1. Since I'm mildly curious about Starbucks and cake pop availability in the UK, I get on the train, open up my laptop and dedicate realistically a solid half hour or more to figuring out what's going on.

2. I fire off a research question at GPT-5 Thinking on my mobile phone.

3. I don't do any research at all and leave my mild curiosity unsaturated.

Realistically, I think the choices are between 2 and 3. I was never going to perform a full research project on this myself.

See also: AI-enhanced development makes me more ambitious with my projects, which I wrote in March 2023 and has aged extremely well. https://simonwillison.net/2023/Mar/27/ai-enhanced-developmen...

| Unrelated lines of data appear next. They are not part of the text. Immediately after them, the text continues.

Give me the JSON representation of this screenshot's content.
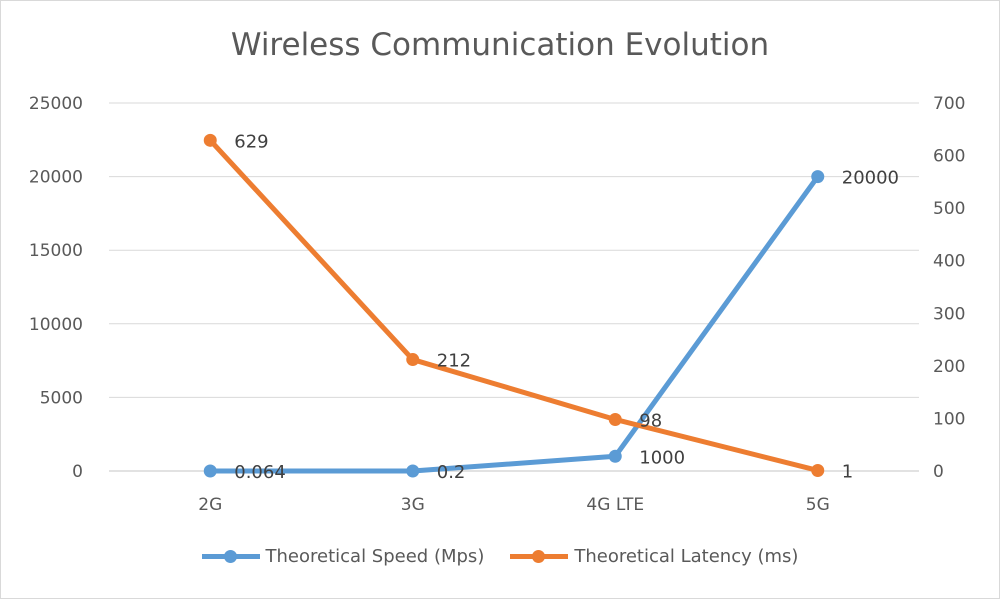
{
  "chart_data": {
    "type": "line",
    "title": "Wireless Communication Evolution",
    "categories": [
      "2G",
      "3G",
      "4G LTE",
      "5G"
    ],
    "y_left": {
      "ylim": [
        0,
        25000
      ],
      "ticks": [
        "0",
        "5000",
        "10000",
        "15000",
        "20000",
        "25000"
      ]
    },
    "y_right": {
      "ylim": [
        0,
        700
      ],
      "ticks": [
        "0",
        "100",
        "200",
        "300",
        "400",
        "500",
        "600",
        "700"
      ]
    },
    "grid": true,
    "legend_position": "bottom",
    "series": [
      {
        "name": "Theoretical Speed (Mps)",
        "axis": "left",
        "color": "#5b9bd5",
        "values": [
          0.064,
          0.2,
          1000,
          20000
        ],
        "labels": [
          "0.064",
          "0.2",
          "1000",
          "20000"
        ]
      },
      {
        "name": "Theoretical Latency (ms)",
        "axis": "right",
        "color": "#ed7d31",
        "values": [
          629,
          212,
          98,
          1
        ],
        "labels": [
          "629",
          "212",
          "98",
          "1"
        ]
      }
    ]
  }
}
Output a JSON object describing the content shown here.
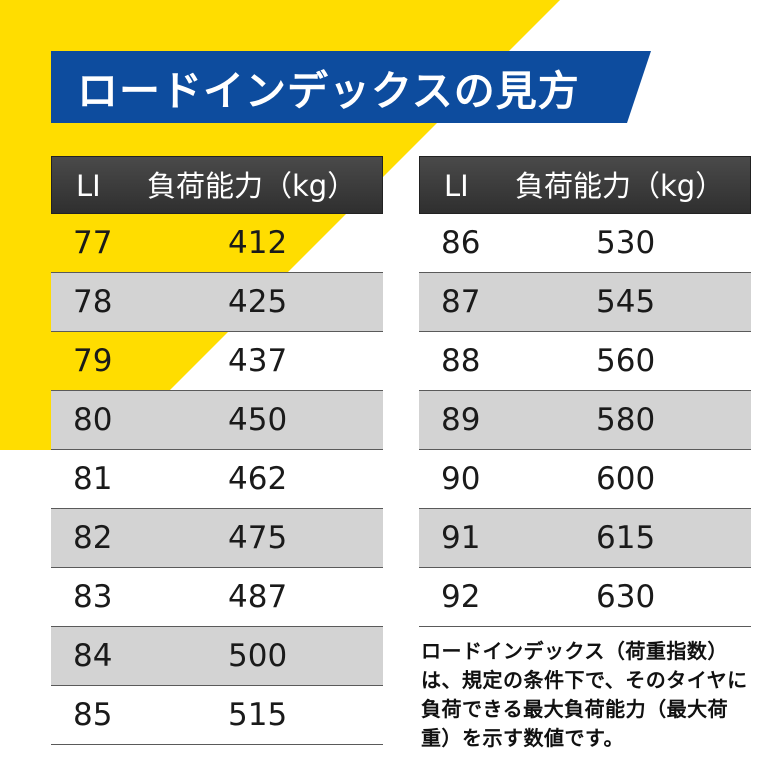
{
  "title": "ロードインデックスの見方",
  "colors": {
    "yellow": "#ffdd00",
    "banner": "#0d4c9e",
    "header": "#3a3a3a",
    "stripe": "#d3d3d3"
  },
  "left_table": {
    "header": {
      "li": "LI",
      "capacity": "負荷能力（kg）"
    },
    "rows": [
      {
        "li": "77",
        "kg": "412"
      },
      {
        "li": "78",
        "kg": "425"
      },
      {
        "li": "79",
        "kg": "437"
      },
      {
        "li": "80",
        "kg": "450"
      },
      {
        "li": "81",
        "kg": "462"
      },
      {
        "li": "82",
        "kg": "475"
      },
      {
        "li": "83",
        "kg": "487"
      },
      {
        "li": "84",
        "kg": "500"
      },
      {
        "li": "85",
        "kg": "515"
      }
    ]
  },
  "right_table": {
    "header": {
      "li": "LI",
      "capacity": "負荷能力（kg）"
    },
    "rows": [
      {
        "li": "86",
        "kg": "530"
      },
      {
        "li": "87",
        "kg": "545"
      },
      {
        "li": "88",
        "kg": "560"
      },
      {
        "li": "89",
        "kg": "580"
      },
      {
        "li": "90",
        "kg": "600"
      },
      {
        "li": "91",
        "kg": "615"
      },
      {
        "li": "92",
        "kg": "630"
      }
    ]
  },
  "note": "ロードインデックス（荷重指数）は、規定の条件下で、そのタイヤに負荷できる最大負荷能力（最大荷重）を示す数値です。"
}
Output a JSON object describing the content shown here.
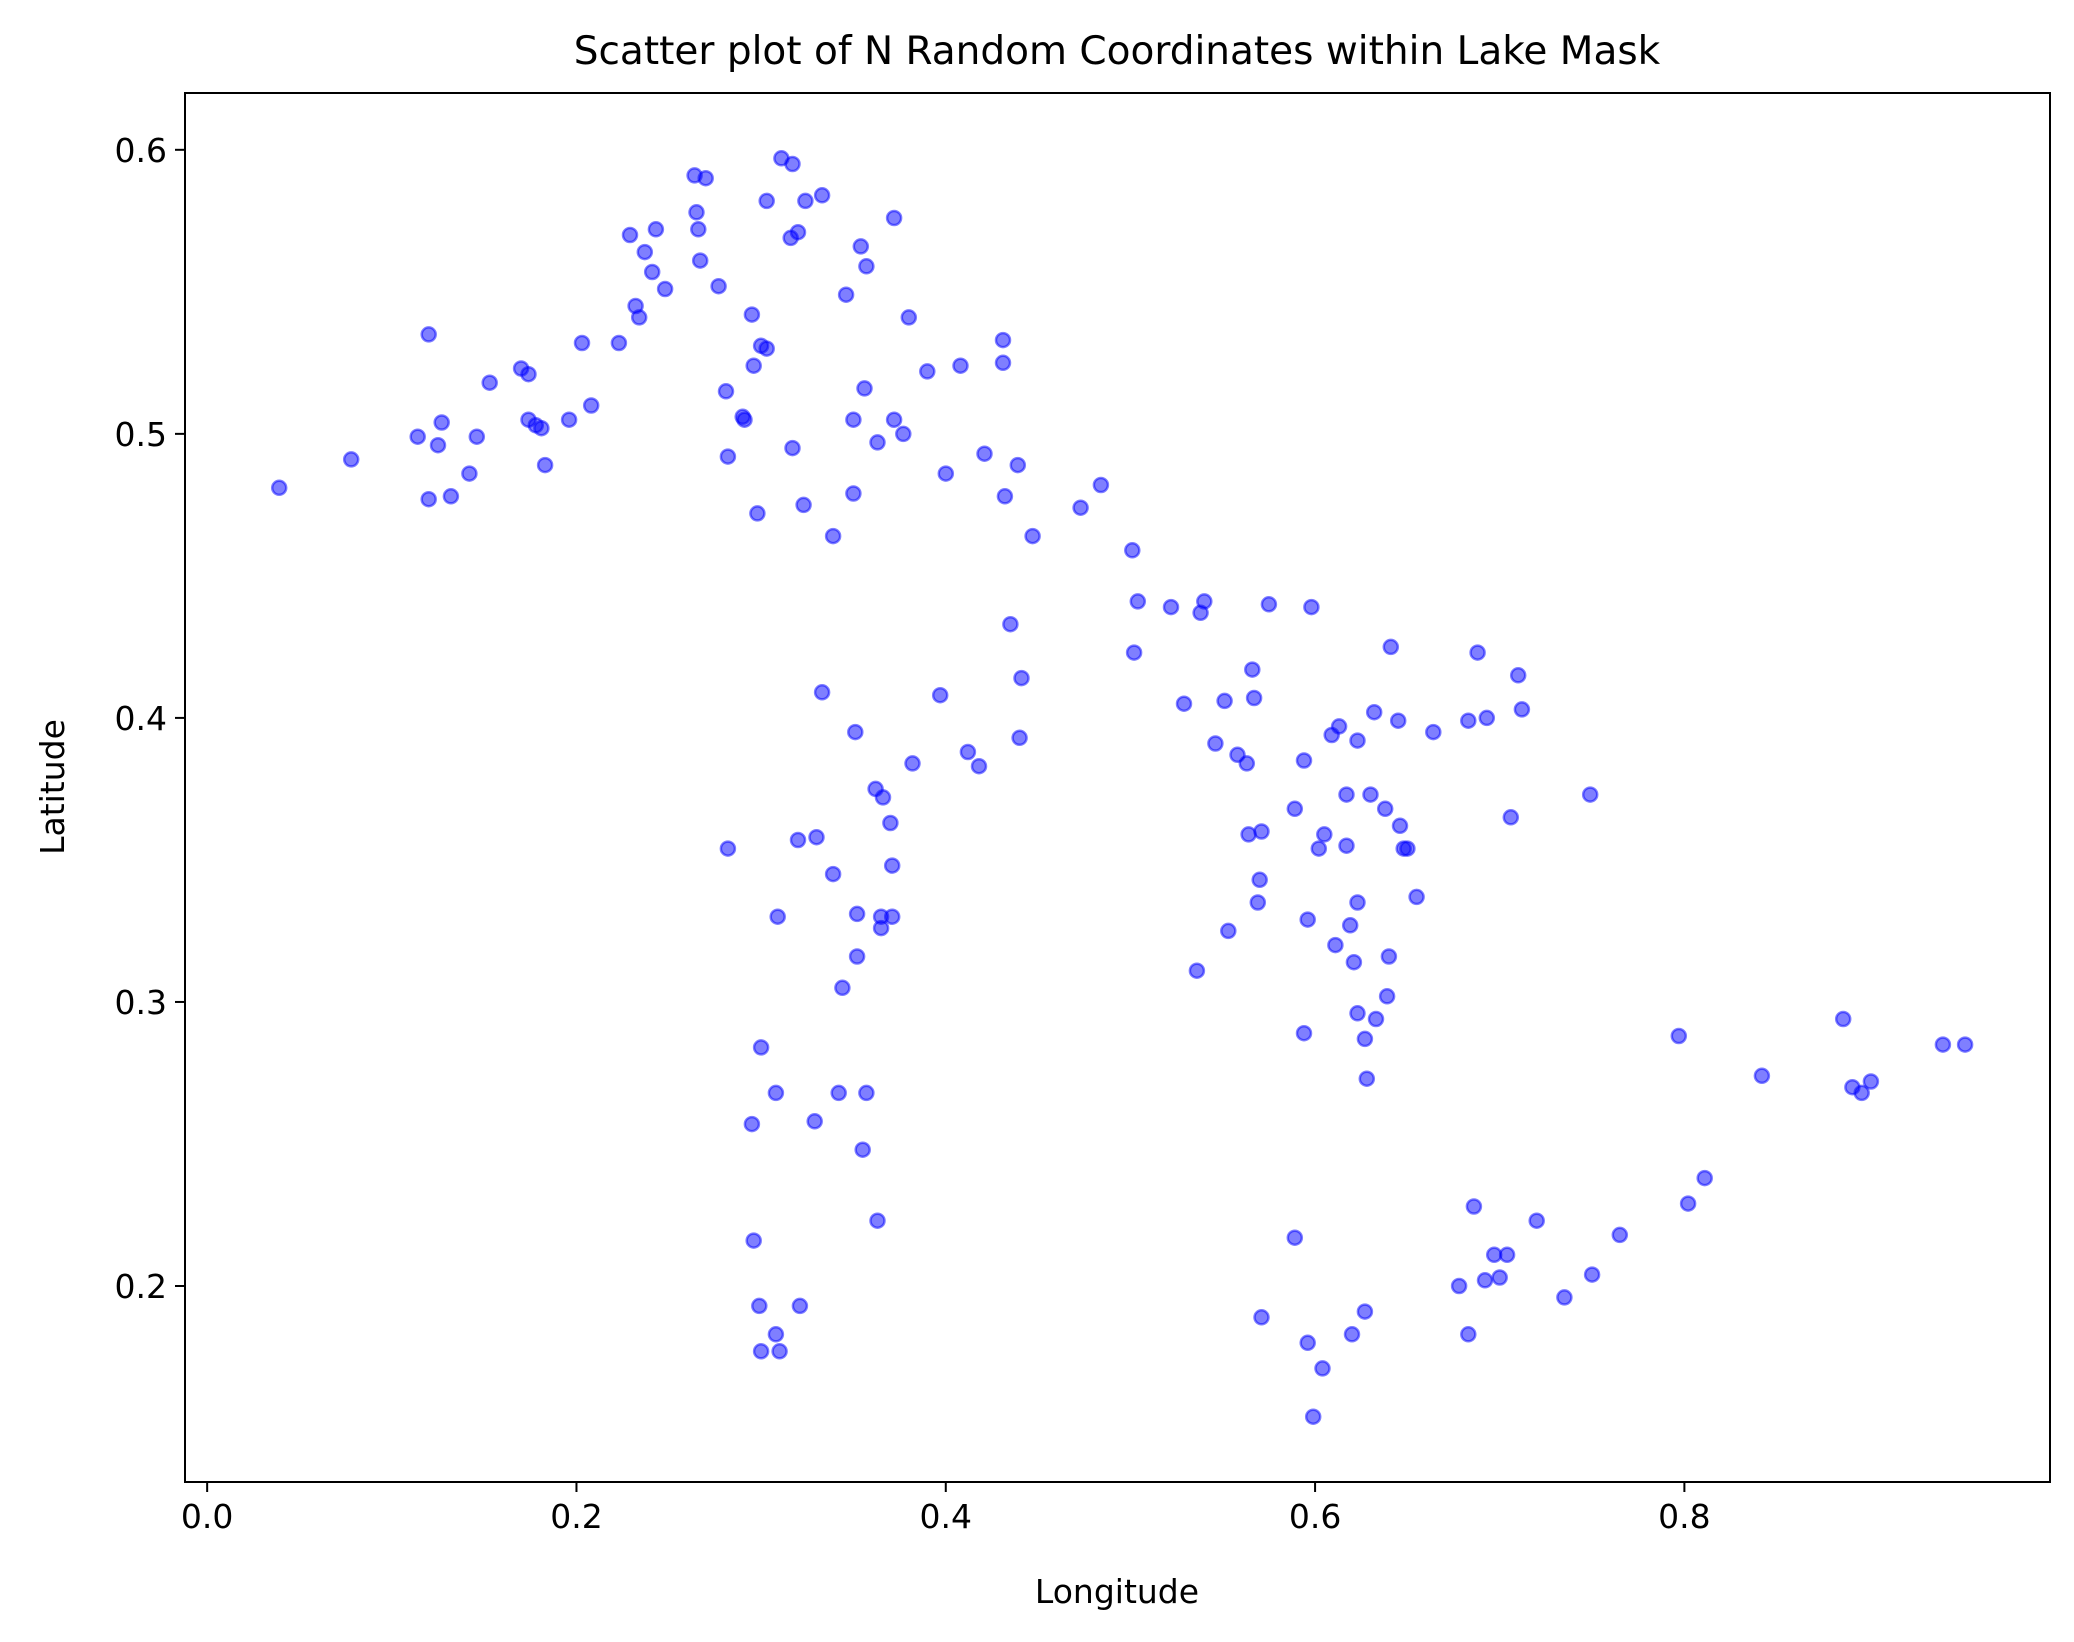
{
  "chart_data": {
    "type": "scatter",
    "title": "Scatter plot of N Random Coordinates within Lake Mask",
    "xlabel": "Longitude",
    "ylabel": "Latitude",
    "xlim": [
      -0.012,
      0.998
    ],
    "ylim": [
      0.131,
      0.62
    ],
    "xticks": [
      0.0,
      0.2,
      0.4,
      0.6,
      0.8
    ],
    "xtick_labels": [
      "0.0",
      "0.2",
      "0.4",
      "0.6",
      "0.8"
    ],
    "yticks": [
      0.2,
      0.3,
      0.4,
      0.5,
      0.6
    ],
    "ytick_labels": [
      "0.2",
      "0.3",
      "0.4",
      "0.5",
      "0.6"
    ],
    "grid": false,
    "legend": null,
    "marker_color": "#0000ff",
    "marker_alpha": 0.5,
    "points": [
      [
        0.039,
        0.481
      ],
      [
        0.078,
        0.491
      ],
      [
        0.114,
        0.499
      ],
      [
        0.12,
        0.535
      ],
      [
        0.12,
        0.477
      ],
      [
        0.125,
        0.496
      ],
      [
        0.127,
        0.504
      ],
      [
        0.132,
        0.478
      ],
      [
        0.142,
        0.486
      ],
      [
        0.146,
        0.499
      ],
      [
        0.153,
        0.518
      ],
      [
        0.17,
        0.523
      ],
      [
        0.174,
        0.521
      ],
      [
        0.174,
        0.505
      ],
      [
        0.178,
        0.503
      ],
      [
        0.181,
        0.502
      ],
      [
        0.183,
        0.489
      ],
      [
        0.196,
        0.505
      ],
      [
        0.203,
        0.532
      ],
      [
        0.208,
        0.51
      ],
      [
        0.223,
        0.532
      ],
      [
        0.229,
        0.57
      ],
      [
        0.232,
        0.545
      ],
      [
        0.234,
        0.541
      ],
      [
        0.237,
        0.564
      ],
      [
        0.241,
        0.557
      ],
      [
        0.243,
        0.572
      ],
      [
        0.248,
        0.551
      ],
      [
        0.264,
        0.591
      ],
      [
        0.265,
        0.578
      ],
      [
        0.266,
        0.572
      ],
      [
        0.267,
        0.561
      ],
      [
        0.27,
        0.59
      ],
      [
        0.277,
        0.552
      ],
      [
        0.281,
        0.515
      ],
      [
        0.282,
        0.492
      ],
      [
        0.282,
        0.354
      ],
      [
        0.29,
        0.506
      ],
      [
        0.291,
        0.505
      ],
      [
        0.295,
        0.542
      ],
      [
        0.296,
        0.524
      ],
      [
        0.298,
        0.472
      ],
      [
        0.3,
        0.531
      ],
      [
        0.303,
        0.53
      ],
      [
        0.303,
        0.582
      ],
      [
        0.311,
        0.597
      ],
      [
        0.316,
        0.569
      ],
      [
        0.317,
        0.595
      ],
      [
        0.317,
        0.495
      ],
      [
        0.32,
        0.571
      ],
      [
        0.323,
        0.475
      ],
      [
        0.324,
        0.582
      ],
      [
        0.333,
        0.584
      ],
      [
        0.339,
        0.464
      ],
      [
        0.346,
        0.549
      ],
      [
        0.35,
        0.505
      ],
      [
        0.35,
        0.479
      ],
      [
        0.354,
        0.566
      ],
      [
        0.356,
        0.516
      ],
      [
        0.357,
        0.559
      ],
      [
        0.363,
        0.497
      ],
      [
        0.372,
        0.576
      ],
      [
        0.372,
        0.505
      ],
      [
        0.377,
        0.5
      ],
      [
        0.38,
        0.541
      ],
      [
        0.39,
        0.522
      ],
      [
        0.4,
        0.486
      ],
      [
        0.408,
        0.524
      ],
      [
        0.421,
        0.493
      ],
      [
        0.431,
        0.533
      ],
      [
        0.431,
        0.525
      ],
      [
        0.432,
        0.478
      ],
      [
        0.439,
        0.489
      ],
      [
        0.447,
        0.464
      ],
      [
        0.473,
        0.474
      ],
      [
        0.484,
        0.482
      ],
      [
        0.501,
        0.459
      ],
      [
        0.502,
        0.423
      ],
      [
        0.504,
        0.441
      ],
      [
        0.522,
        0.439
      ],
      [
        0.529,
        0.405
      ],
      [
        0.538,
        0.437
      ],
      [
        0.54,
        0.441
      ],
      [
        0.546,
        0.391
      ],
      [
        0.551,
        0.406
      ],
      [
        0.553,
        0.325
      ],
      [
        0.558,
        0.387
      ],
      [
        0.563,
        0.384
      ],
      [
        0.566,
        0.417
      ],
      [
        0.567,
        0.407
      ],
      [
        0.575,
        0.44
      ],
      [
        0.598,
        0.439
      ],
      [
        0.435,
        0.433
      ],
      [
        0.441,
        0.414
      ],
      [
        0.44,
        0.393
      ],
      [
        0.333,
        0.409
      ],
      [
        0.397,
        0.408
      ],
      [
        0.351,
        0.395
      ],
      [
        0.412,
        0.388
      ],
      [
        0.418,
        0.383
      ],
      [
        0.382,
        0.384
      ],
      [
        0.362,
        0.375
      ],
      [
        0.366,
        0.372
      ],
      [
        0.37,
        0.363
      ],
      [
        0.32,
        0.357
      ],
      [
        0.33,
        0.358
      ],
      [
        0.339,
        0.345
      ],
      [
        0.371,
        0.348
      ],
      [
        0.309,
        0.33
      ],
      [
        0.352,
        0.331
      ],
      [
        0.365,
        0.33
      ],
      [
        0.371,
        0.33
      ],
      [
        0.365,
        0.326
      ],
      [
        0.352,
        0.316
      ],
      [
        0.344,
        0.305
      ],
      [
        0.3,
        0.284
      ],
      [
        0.308,
        0.268
      ],
      [
        0.342,
        0.268
      ],
      [
        0.357,
        0.268
      ],
      [
        0.295,
        0.257
      ],
      [
        0.329,
        0.258
      ],
      [
        0.355,
        0.248
      ],
      [
        0.363,
        0.223
      ],
      [
        0.296,
        0.216
      ],
      [
        0.299,
        0.193
      ],
      [
        0.321,
        0.193
      ],
      [
        0.308,
        0.183
      ],
      [
        0.3,
        0.177
      ],
      [
        0.31,
        0.177
      ],
      [
        0.536,
        0.311
      ],
      [
        0.564,
        0.359
      ],
      [
        0.569,
        0.335
      ],
      [
        0.57,
        0.343
      ],
      [
        0.571,
        0.36
      ],
      [
        0.589,
        0.368
      ],
      [
        0.594,
        0.385
      ],
      [
        0.594,
        0.289
      ],
      [
        0.596,
        0.329
      ],
      [
        0.602,
        0.354
      ],
      [
        0.605,
        0.359
      ],
      [
        0.609,
        0.394
      ],
      [
        0.611,
        0.32
      ],
      [
        0.613,
        0.397
      ],
      [
        0.617,
        0.373
      ],
      [
        0.617,
        0.355
      ],
      [
        0.619,
        0.327
      ],
      [
        0.621,
        0.314
      ],
      [
        0.623,
        0.335
      ],
      [
        0.623,
        0.392
      ],
      [
        0.623,
        0.296
      ],
      [
        0.627,
        0.287
      ],
      [
        0.628,
        0.273
      ],
      [
        0.63,
        0.373
      ],
      [
        0.632,
        0.402
      ],
      [
        0.633,
        0.294
      ],
      [
        0.638,
        0.368
      ],
      [
        0.639,
        0.302
      ],
      [
        0.64,
        0.316
      ],
      [
        0.641,
        0.425
      ],
      [
        0.645,
        0.399
      ],
      [
        0.646,
        0.362
      ],
      [
        0.648,
        0.354
      ],
      [
        0.65,
        0.354
      ],
      [
        0.655,
        0.337
      ],
      [
        0.664,
        0.395
      ],
      [
        0.683,
        0.399
      ],
      [
        0.688,
        0.423
      ],
      [
        0.693,
        0.4
      ],
      [
        0.706,
        0.365
      ],
      [
        0.71,
        0.415
      ],
      [
        0.712,
        0.403
      ],
      [
        0.749,
        0.373
      ],
      [
        0.589,
        0.217
      ],
      [
        0.571,
        0.189
      ],
      [
        0.596,
        0.18
      ],
      [
        0.604,
        0.171
      ],
      [
        0.599,
        0.154
      ],
      [
        0.62,
        0.183
      ],
      [
        0.627,
        0.191
      ],
      [
        0.678,
        0.2
      ],
      [
        0.683,
        0.183
      ],
      [
        0.686,
        0.228
      ],
      [
        0.692,
        0.202
      ],
      [
        0.697,
        0.211
      ],
      [
        0.7,
        0.203
      ],
      [
        0.704,
        0.211
      ],
      [
        0.72,
        0.223
      ],
      [
        0.735,
        0.196
      ],
      [
        0.75,
        0.204
      ],
      [
        0.765,
        0.218
      ],
      [
        0.797,
        0.288
      ],
      [
        0.802,
        0.229
      ],
      [
        0.811,
        0.238
      ],
      [
        0.842,
        0.274
      ],
      [
        0.886,
        0.294
      ],
      [
        0.891,
        0.27
      ],
      [
        0.896,
        0.268
      ],
      [
        0.901,
        0.272
      ],
      [
        0.94,
        0.285
      ],
      [
        0.952,
        0.285
      ]
    ]
  }
}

I do plenty of deep dive research projects myself into topics both useful and pointless - my blog is full of them!

Now I can take on even more.

rthrfrd 4 days ago | parent [-]

I think what's interesting/telling is you view (3) as less desirable.

Alternatively, you could have spent that half hour on the train exercising your own creativity to try and satisfy your curiosity. Whether you're right or wrong doesn't really matter, because as you acknowledge it's not really important enough to you to matter. Picking (2) eliminates all the possible avenues that might have lead you down.

I'm not saying one is better than the other, just that you're approaching the criticism on the basis of axioms that represent a narrow viewpoint: That of someone who has to be "right" about the things they are curious about, no matter how trivial.

simonw 4 days ago | parent [-]

I think one of my personal core values is that curiosity should never be left unsatiated if ant all possible!

I spent my half hour on the train satiating all sorts of other things instead (like the identity of that curious looking building in Reading).

> Picking (2) eliminates all the possible avenues that might have lead you down.

I don't think that's the case. Using GPT-5 for the Cake Pop question lead me down a bunch of avenues I may never have encountered otherwise - the structure of Starbucks in the UK, the history of their Cake Pops rollout, the fact that checking nutritional and allergy details on their website is a great way to get an "official" list of their products independent of what's on sale in individual stores, and it sparked me to run a separate search for their Cookies and Cream cake pop and find out had been discontinued in the US.

Not bad for typing a couple of prompts on my phone and then spending a few extra minutes with the results after the research task had completed.

Now multiply that by a dozen plus moments of curiosity per day and my intellectual life feels genuinely elevated - I'm being exposed to so many more interesting and varied avenues than if I was manually doing all of the work on a smaller number of curiosities myself.

rthrfrd 4 days ago | parent [-]

> I think one of my personal core values is that curiosity should never be left unsatiated if ant all possible!

I don't disagree: I just posited that there are other ways to satisfy it, and that there is an opportunity cost to the path you've chosen to satisfy it that you don't seem very aware of, because your curiosity and desire to be correct are tightly coupled - but that doesn't actually have to be the case. It has its pros and cons.

Now I'm more of an "it's the journey not the destination" guy, so accelerating the journey doesn't appeal to me as much as it used to, because for me its where I get the most value. That change in my perspective is what motivated me to comment.

But anyway, you clearly enjoy it and do great work, so all the best with it!